Como a todo escritor latinoamericano, a nosotros nos tocó entrar en la militancia. Escogimos las filas más fiesteras y a la vez más tristes: el anarquismo, la lucha campesina y fundar un semanario. Cierta vez fue a Asunción uno de los dirigentes campesinos más reconocidos. Clandestinamente, Carlos lo hospedó en su casa. No está demás recordar que en Paraguay los dirigentes campesinos son rápidamente presos y hasta asesinados por el estado. Había en esos momentos una de las tantas agitaciones sociales por tomas de latifundios por parte de los campesinos. Entonces, al líder había que esconderlo. Carlos llegó al semanario y nos contó: "Ernesto, el líder campesino de Tava, está hospedado en casa". Planeamos entrevistas y alguna que otra cosa para ayudar. Carlos volvió a su casa con instrucciones precisas. Y al otro día, apenas nos vimos, me dijo: "Cuando llegué a casa, Ernesto estaba arreglando el jardín por orden de mamá". La madre de Carlos había visto en el líder campesino alguien idóneo para la reparación de sus plantas, por lo que este había tenido que posponer la preparación de discursos o lo que tuviera que hacer para ponerse a trabajar la tierra, un minúsculo pedacito de tierra, en la ciudad. Recuerdo que quedé pasmado al caer en la cuenta de que el jardinero de Carlos era nada menos que un revolucionario, un propulsor de la lucha social y la reforma agraria. Un jardinero ilustre, para colmo llamado Ernesto.

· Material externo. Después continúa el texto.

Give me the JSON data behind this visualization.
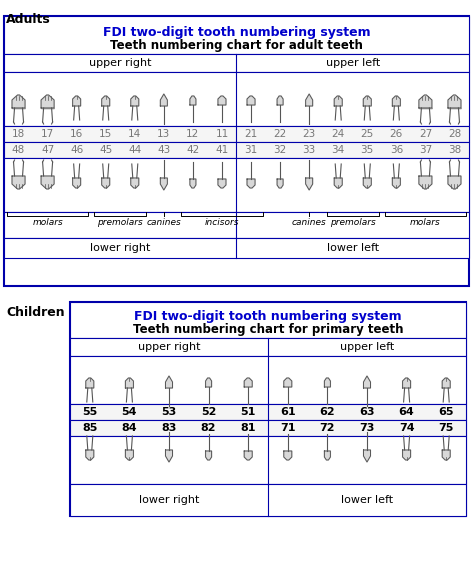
{
  "adults_title1": "FDI two-digit tooth numbering system",
  "adults_title2": "Teeth numbering chart for adult teeth",
  "title_color": "#0000cc",
  "adults_upper_right": "upper right",
  "adults_upper_left": "upper left",
  "adults_lower_right": "lower right",
  "adults_lower_left": "lower left",
  "adults_upper_right_nums": [
    "18",
    "17",
    "16",
    "15",
    "14",
    "13",
    "12",
    "11"
  ],
  "adults_upper_left_nums": [
    "21",
    "22",
    "23",
    "24",
    "25",
    "26",
    "27",
    "28"
  ],
  "adults_lower_right_nums": [
    "48",
    "47",
    "46",
    "45",
    "44",
    "43",
    "42",
    "41"
  ],
  "adults_lower_left_nums": [
    "31",
    "32",
    "33",
    "34",
    "35",
    "36",
    "37",
    "38"
  ],
  "children_title1": "FDI two-digit tooth numbering system",
  "children_title2": "Teeth numbering chart for primary teeth",
  "children_upper_right": "upper right",
  "children_upper_left": "upper left",
  "children_lower_right": "lower right",
  "children_lower_left": "lower left",
  "children_upper_right_nums": [
    "55",
    "54",
    "53",
    "52",
    "51"
  ],
  "children_upper_left_nums": [
    "61",
    "62",
    "63",
    "64",
    "65"
  ],
  "children_lower_right_nums": [
    "85",
    "84",
    "83",
    "82",
    "81"
  ],
  "children_lower_left_nums": [
    "71",
    "72",
    "73",
    "74",
    "75"
  ],
  "border_color": "#0000aa",
  "bg_white": "#ffffff",
  "bg_light": "#f5f5f5",
  "adults_label": "Adults",
  "children_label": "Children",
  "num_color_adult": "#777777",
  "num_color_child": "#000000",
  "tooth_fill": "#d8d8d8",
  "tooth_edge": "#555555",
  "label_molars": "molars",
  "label_premolars": "premolars",
  "label_canines": "canines",
  "label_incisors": "incisors"
}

Esta noche Carlos nos trae su último libro, cuyos poemas conforman una larga letanía a la soledad, el amor, el despecho, las despedidas y la muerte. Espero haber hecho un buen prólogo.
2 comentarios:
Relato entrañable. Un poco los inicios en la escritura y la fiesta juvenil se dan en todas partes de un modo semejante al que contás, ¿no? Saludos desde Córdoba (Argentina).
Pues sí, Pablo, así armamos nuestra comunidad inconfesable. Saludos!